The Opposition CLP jumped on Ms Lawler’s comments, issuing a statement to deride the remarks, suggesting a new KFC is cold comfort for Territorians suffering through “skyrocketing cost of living” and a failing economy that has routinely ranked among the lowest performing in the nation for years.
“When Labor’s credentials are laid bare, it’s perfectly understandable why they have driven the economy backwards,” Lia Finocchiaro said, adding the government had “scraped the bottom of the KFC bucket” to present their economic credentials.
“If they had a nugget of decency, they would sack themselves and let the Opposition turn the ship around before it was too late.”
Independent MLA Robyn Lambley said the Treasurer’s comments were “desperate”.
“Eva Lawler, just told Parliament that a new KFC in Darwin was a strong sign of how successful their Government is, creating confidence in the business sector.

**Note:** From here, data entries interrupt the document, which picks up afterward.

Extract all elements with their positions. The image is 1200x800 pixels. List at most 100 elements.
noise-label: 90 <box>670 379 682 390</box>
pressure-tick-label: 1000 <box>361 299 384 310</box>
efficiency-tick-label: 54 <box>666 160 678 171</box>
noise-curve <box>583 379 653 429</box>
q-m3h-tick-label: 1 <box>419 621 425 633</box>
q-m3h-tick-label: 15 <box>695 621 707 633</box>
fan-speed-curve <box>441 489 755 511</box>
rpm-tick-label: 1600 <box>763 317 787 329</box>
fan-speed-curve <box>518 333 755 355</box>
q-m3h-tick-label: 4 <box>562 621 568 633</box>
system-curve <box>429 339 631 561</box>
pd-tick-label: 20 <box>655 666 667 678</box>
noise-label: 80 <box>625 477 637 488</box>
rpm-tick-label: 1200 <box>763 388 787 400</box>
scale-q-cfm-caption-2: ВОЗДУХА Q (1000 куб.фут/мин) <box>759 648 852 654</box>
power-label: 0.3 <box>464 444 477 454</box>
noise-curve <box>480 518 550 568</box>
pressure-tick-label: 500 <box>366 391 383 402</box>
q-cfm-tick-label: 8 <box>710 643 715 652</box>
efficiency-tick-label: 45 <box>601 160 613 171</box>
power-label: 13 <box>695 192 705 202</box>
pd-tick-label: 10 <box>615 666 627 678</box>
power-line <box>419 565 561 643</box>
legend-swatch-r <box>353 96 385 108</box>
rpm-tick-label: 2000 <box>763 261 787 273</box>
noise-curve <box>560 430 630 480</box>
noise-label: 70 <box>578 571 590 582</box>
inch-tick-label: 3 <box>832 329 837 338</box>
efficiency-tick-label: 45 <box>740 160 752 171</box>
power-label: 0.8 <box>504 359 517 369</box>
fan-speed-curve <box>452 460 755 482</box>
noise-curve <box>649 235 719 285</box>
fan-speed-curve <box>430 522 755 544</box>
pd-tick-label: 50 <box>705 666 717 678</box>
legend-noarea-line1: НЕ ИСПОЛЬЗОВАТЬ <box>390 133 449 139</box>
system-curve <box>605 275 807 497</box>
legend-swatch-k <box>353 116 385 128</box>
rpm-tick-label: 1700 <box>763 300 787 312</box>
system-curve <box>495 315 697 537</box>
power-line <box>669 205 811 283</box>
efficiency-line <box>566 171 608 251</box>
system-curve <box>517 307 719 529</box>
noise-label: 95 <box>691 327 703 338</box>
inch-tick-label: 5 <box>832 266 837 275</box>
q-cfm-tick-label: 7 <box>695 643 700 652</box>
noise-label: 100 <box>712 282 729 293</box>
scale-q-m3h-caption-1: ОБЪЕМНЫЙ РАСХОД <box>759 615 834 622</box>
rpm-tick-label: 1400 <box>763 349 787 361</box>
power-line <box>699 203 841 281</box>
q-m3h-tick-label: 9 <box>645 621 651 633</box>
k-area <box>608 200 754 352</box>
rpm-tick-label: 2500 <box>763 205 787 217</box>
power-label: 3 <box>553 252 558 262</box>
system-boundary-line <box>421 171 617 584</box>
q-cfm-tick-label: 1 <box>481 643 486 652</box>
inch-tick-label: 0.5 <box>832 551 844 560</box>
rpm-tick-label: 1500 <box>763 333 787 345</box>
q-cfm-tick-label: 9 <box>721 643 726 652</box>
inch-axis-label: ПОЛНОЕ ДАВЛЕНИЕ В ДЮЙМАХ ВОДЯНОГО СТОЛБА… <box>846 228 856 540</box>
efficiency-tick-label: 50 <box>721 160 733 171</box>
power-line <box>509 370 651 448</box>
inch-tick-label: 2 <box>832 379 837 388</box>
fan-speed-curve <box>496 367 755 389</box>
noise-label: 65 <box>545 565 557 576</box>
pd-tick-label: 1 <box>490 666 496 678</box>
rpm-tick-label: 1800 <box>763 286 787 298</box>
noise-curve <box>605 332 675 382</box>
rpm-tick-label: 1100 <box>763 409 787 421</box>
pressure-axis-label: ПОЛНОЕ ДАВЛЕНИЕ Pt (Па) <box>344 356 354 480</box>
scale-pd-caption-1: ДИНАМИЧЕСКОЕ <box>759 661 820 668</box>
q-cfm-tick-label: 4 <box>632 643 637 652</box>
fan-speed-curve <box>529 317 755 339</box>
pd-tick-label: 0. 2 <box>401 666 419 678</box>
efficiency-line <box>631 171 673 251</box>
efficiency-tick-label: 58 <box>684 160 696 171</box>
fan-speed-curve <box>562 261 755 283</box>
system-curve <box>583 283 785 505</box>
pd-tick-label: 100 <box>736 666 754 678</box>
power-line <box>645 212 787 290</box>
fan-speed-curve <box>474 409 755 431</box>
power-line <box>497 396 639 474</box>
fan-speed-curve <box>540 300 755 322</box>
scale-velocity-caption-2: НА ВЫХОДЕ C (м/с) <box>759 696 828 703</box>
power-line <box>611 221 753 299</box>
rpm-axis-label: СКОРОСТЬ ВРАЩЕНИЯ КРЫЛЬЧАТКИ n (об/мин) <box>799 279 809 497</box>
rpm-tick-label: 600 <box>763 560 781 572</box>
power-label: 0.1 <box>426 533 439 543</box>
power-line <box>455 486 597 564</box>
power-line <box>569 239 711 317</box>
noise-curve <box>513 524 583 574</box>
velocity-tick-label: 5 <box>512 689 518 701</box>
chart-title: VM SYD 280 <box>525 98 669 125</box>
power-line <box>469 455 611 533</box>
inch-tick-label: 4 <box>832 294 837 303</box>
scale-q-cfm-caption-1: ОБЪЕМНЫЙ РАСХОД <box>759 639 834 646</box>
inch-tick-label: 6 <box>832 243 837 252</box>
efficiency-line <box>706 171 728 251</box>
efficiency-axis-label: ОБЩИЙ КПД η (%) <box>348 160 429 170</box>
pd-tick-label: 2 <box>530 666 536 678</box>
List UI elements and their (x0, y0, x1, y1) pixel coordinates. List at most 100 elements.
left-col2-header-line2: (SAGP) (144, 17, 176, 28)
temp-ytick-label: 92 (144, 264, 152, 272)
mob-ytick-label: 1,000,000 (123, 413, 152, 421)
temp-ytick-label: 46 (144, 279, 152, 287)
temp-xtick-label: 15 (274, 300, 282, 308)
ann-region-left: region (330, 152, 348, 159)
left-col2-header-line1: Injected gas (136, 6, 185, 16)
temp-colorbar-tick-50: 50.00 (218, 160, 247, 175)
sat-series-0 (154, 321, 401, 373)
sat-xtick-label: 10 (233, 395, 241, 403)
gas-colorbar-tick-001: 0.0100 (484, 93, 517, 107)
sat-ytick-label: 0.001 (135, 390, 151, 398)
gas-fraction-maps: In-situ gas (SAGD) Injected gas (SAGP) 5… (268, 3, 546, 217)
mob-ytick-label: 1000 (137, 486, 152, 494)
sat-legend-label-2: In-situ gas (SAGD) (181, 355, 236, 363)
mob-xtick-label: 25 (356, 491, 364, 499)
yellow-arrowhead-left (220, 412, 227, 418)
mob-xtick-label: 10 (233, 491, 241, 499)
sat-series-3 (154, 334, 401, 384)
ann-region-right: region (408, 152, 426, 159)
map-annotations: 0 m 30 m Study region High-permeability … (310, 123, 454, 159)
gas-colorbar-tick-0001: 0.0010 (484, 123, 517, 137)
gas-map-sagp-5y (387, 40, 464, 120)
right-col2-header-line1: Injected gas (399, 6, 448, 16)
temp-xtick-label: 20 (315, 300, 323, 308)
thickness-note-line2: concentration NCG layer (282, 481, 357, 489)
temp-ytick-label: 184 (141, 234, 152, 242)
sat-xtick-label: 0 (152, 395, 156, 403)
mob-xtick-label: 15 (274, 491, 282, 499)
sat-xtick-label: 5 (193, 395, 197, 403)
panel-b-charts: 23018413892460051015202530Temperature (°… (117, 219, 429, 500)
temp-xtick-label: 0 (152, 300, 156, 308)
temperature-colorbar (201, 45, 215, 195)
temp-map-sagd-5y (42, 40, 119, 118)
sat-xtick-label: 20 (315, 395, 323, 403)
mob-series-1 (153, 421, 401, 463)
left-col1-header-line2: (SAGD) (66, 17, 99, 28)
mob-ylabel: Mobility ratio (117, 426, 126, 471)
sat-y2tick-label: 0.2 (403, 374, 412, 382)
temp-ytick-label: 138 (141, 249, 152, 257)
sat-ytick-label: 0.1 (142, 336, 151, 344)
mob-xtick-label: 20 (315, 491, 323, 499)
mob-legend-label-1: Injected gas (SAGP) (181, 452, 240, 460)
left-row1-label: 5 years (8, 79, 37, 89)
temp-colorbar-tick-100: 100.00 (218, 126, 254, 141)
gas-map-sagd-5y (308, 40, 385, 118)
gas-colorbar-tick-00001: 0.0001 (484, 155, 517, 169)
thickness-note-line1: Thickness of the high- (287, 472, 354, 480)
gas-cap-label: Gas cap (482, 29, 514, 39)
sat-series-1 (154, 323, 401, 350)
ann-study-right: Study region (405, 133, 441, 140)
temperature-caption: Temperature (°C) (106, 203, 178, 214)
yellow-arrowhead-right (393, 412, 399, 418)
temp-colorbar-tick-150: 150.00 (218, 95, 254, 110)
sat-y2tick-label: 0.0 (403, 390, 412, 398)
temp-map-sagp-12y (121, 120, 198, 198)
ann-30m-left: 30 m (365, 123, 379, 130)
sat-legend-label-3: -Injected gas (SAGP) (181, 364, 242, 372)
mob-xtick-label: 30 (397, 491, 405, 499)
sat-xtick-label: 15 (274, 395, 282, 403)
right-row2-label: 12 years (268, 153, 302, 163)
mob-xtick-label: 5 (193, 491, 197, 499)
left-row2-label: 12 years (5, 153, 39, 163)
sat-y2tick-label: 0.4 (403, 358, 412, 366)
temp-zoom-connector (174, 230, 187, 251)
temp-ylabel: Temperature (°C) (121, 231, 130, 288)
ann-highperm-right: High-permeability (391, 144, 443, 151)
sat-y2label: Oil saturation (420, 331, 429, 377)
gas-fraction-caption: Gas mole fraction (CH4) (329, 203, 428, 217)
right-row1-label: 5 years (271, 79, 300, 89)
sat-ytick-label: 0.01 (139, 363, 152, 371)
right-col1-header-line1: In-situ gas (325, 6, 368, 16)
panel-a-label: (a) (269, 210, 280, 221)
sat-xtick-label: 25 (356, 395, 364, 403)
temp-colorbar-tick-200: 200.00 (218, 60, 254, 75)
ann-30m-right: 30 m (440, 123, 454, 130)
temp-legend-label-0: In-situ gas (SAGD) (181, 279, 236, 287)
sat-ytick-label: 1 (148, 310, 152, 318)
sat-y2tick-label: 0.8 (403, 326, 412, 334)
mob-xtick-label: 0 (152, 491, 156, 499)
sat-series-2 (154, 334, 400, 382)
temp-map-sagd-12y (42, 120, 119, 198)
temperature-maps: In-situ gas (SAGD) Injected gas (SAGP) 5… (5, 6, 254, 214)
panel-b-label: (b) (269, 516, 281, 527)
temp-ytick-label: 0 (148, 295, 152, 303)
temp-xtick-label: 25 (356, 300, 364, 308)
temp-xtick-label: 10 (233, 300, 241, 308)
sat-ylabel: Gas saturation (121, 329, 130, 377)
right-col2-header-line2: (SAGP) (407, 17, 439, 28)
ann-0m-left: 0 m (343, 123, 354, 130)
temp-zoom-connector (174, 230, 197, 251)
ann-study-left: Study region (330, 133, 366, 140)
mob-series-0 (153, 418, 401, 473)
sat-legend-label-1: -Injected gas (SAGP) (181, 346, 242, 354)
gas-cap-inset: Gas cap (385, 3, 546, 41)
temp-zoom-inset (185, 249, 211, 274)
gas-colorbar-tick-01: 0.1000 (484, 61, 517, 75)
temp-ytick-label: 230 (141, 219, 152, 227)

Desperate times!” she wrote on Facebook.
In September, economists warned the NT was in a technical recession, with the Northern Territory’s State Final Demand declining by 0.5 per cent in the June quarter.
The jurisdiction’s SFD—the measure of public and private sector spending on various goods such as food, fuel, equipment, investments and property renovations, among others—suffered its second decline in the past three quarters, the September figures from the Australian Bureau of Statistics show.
In August, the NT Treasury Department’s own figures showed the cost of living continued to rise above the national average, while wages were increasing at a much slower pace, putting inflationary pressures on the economy.
Darwin’s consumer price index (CPI)—used to measure cost-of-living inflation—for the June quarter went up by 2.1 per cent translating to a continued slowing down of the jurisdiction’s economy. The recorded increase was among the highest in capital cities, tied only with Brisbane and Adelaide.
Faced with the disappointing economic news, Ms Lawler maintained at the time that the Territory’s economy was still on track to grow to an estimated $40 billion by 2030.
“Private investment is key to the Territory achieving a $40 billion economy by 2030,” Ms Lawler said, adding that the Territory’s SFD increased year-on-year by 8.2 per cent to $27bn, “the highest of any jurisdiction”.